John Graham, CEO of CPP Investments (the Canadian pension fund managing ~$800 billion for 22 million Canadians), discusses the fund's unique mandate to maximize returns without undue risk of loss, its massive growth from a $12 million start, and the role of private assets in its portfolio. He shares insights on how AI is being integrated into the organization, emphasizing literacy and grassroots adoption, while reflecting on investment failures and the discipline of knowing when to walk away.
Summarized by Podsumo
CPP Investments grew from $12 million to $800 billion over 27 years, with 70% of the fund ($550 billion) coming from investment income.
The fund's mandate, enshrined in federal legislation, is to maximize return without undue risk of loss, accounting for factors impacting the plan's funding—without any prescribed asset allocation.
John Graham is a scientist by training, bringing a data-driven, scientific mindset to investing.
AI adoption at CPP Investments is focused on literacy and fluency, with multiple LLMs rolled out to all employees, but its impact on investment decisions is still 'TBD'.

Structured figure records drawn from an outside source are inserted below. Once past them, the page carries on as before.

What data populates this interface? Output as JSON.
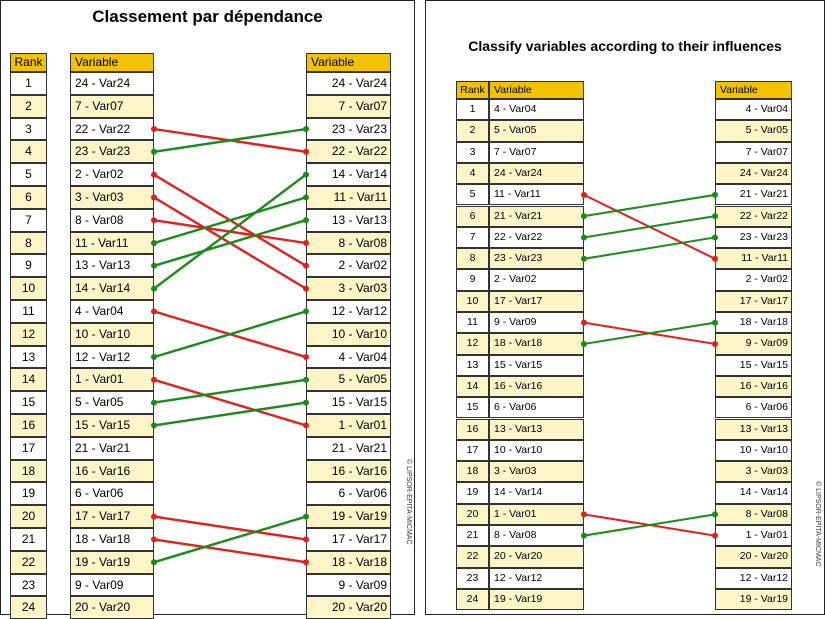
{
  "left_panel": {
    "title": "Classement par dépendance",
    "rank_header": "Rank",
    "variable_header": "Variable",
    "right_header": "Variable",
    "left_column": [
      "24 - Var24",
      "7 - Var07",
      "22 - Var22",
      "23 - Var23",
      "2 - Var02",
      "3 - Var03",
      "8 - Var08",
      "11 - Var11",
      "13 - Var13",
      "14 - Var14",
      "4 - Var04",
      "10 - Var10",
      "12 - Var12",
      "1 - Var01",
      "5 - Var05",
      "15 - Var15",
      "21 - Var21",
      "16 - Var16",
      "6 - Var06",
      "17 - Var17",
      "18 - Var18",
      "19 - Var19",
      "9 - Var09",
      "20 - Var20"
    ],
    "right_column": [
      "24 - Var24",
      "7 - Var07",
      "23 - Var23",
      "22 - Var22",
      "14 - Var14",
      "11 - Var11",
      "13 - Var13",
      "8 - Var08",
      "2 - Var02",
      "3 - Var03",
      "12 - Var12",
      "10 - Var10",
      "4 - Var04",
      "5 - Var05",
      "15 - Var15",
      "1 - Var01",
      "21 - Var21",
      "16 - Var16",
      "6 - Var06",
      "19 - Var19",
      "17 - Var17",
      "18 - Var18",
      "9 - Var09",
      "20 - Var20"
    ],
    "copyright": "© LIPSOR-EPITA-MICMAC"
  },
  "right_panel": {
    "title": "Classify variables according to their influences",
    "rank_header": "Rank",
    "variable_header": "Variable",
    "right_header": "Variable",
    "left_column": [
      "4 - Var04",
      "5 - Var05",
      "7 - Var07",
      "24 - Var24",
      "11 - Var11",
      "21 - Var21",
      "22 - Var22",
      "23 - Var23",
      "2 - Var02",
      "17 - Var17",
      "9 - Var09",
      "18 - Var18",
      "15 - Var15",
      "16 - Var16",
      "6 - Var06",
      "13 - Var13",
      "10 - Var10",
      "3 - Var03",
      "14 - Var14",
      "1 - Var01",
      "8 - Var08",
      "20 - Var20",
      "12 - Var12",
      "19 - Var19"
    ],
    "right_column": [
      "4 - Var04",
      "5 - Var05",
      "7 - Var07",
      "24 - Var24",
      "21 - Var21",
      "22 - Var22",
      "23 - Var23",
      "11 - Var11",
      "2 - Var02",
      "17 - Var17",
      "18 - Var18",
      "9 - Var09",
      "15 - Var15",
      "16 - Var16",
      "6 - Var06",
      "13 - Var13",
      "10 - Var10",
      "3 - Var03",
      "14 - Var14",
      "8 - Var08",
      "1 - Var01",
      "20 - Var20",
      "12 - Var12",
      "19 - Var19"
    ],
    "copyright": "© LIPSOR-EPITA-MICMAC"
  },
  "colors": {
    "header": "#f2c200",
    "band": "#fdf4c8",
    "rise": "#1a8a1a",
    "fall": "#e0201c"
  }
}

Graham's key lesson from failures: 'You can't diligence a bad investment into a good investment'—knowing when to quit is critical.
"Our mandate is to maximize return without undue risk of loss, taking into account the factors that impact the plan."
"You can't diligence a bad investment into a good investment. Spending another week isn't going to turn a fundamentally bad investment into a good investment."
"I think we're figuring it out like lots of people... At this point, TBD. Unclear, but we are dedicating a lot of time and effort to figuring that out."